The present Playa del Carmen is relatively new development, so most of the structures you will find here are also new. The variety of architecture in the city varies greatly, though at the west of Quinta Avenida and in other developing areas, the look and feel adopts many elements of traditional building. They are characterize by a very relaxed style using rustic clapboard walls, rough-hewn wood, and thatched roofs. This design results in a very laidback atmosphere. Some structures have even hooks on the thatched cottages (cabañas) for people to hang their hammocks.
But in Playacar and areas along the coast, well-appointed buildings dominate. These areas are brimming with swanky hotels, stylish restaurants, and huge all-inclusive resorts. You will see an eclectic range of architectural styles that range from classic to modern and to the sybaritic. This part of Playa del Carmen also houses chic neo-classic buildings and beautiful Mediterranean-style structures.
Of course, there are also the ruins of the Mayan civilization, which still reflects the grandeur of the ancient civilization. They stand as a class of their own. Chichen Itza, houses a large concentration of Mayan ruins.
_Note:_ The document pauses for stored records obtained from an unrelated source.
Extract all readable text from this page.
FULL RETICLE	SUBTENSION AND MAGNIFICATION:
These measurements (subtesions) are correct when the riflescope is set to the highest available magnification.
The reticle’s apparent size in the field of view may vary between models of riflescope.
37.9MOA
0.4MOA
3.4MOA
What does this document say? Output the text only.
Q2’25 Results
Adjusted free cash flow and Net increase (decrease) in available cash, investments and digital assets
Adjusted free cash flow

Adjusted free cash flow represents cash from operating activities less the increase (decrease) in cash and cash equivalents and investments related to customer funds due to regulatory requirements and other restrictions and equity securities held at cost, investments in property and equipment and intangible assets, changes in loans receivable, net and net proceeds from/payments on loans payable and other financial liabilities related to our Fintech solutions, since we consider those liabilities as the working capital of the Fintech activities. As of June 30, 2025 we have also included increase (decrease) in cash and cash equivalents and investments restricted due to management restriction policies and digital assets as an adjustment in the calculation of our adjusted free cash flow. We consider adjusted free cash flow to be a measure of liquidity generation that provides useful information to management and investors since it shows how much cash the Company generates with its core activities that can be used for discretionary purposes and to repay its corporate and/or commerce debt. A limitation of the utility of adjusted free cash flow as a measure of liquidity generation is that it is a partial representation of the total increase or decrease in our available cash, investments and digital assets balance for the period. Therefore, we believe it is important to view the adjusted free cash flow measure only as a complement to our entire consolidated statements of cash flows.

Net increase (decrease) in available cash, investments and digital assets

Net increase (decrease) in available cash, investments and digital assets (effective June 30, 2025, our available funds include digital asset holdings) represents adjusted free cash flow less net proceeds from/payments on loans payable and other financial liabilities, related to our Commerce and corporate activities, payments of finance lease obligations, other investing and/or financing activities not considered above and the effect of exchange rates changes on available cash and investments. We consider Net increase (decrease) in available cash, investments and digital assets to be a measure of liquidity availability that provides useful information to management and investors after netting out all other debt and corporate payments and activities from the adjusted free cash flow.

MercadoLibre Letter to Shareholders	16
You will find here the main temple of El Castillo, well-known because of the autumnal and vernal equinoxes. The sunlight bathing the western part of the main stairway of the pyramid is a sight to behold. It gives the illusion of a serpent’s body that moves lithely down the structure until it joins with the serpent head stone carving at the bottom.
Tulum, while not as grand as Chichen Itza, is still an imposing site. It is the smallest but also the most scenic Mayan site. Coba is a less known, but impressive site. It is rather large, having the tallest temple (140 feet) in the northern Yucatan as its major attraction. You can climb the remarkable temple steps and have a superb view of the surrounding lakes and jungle.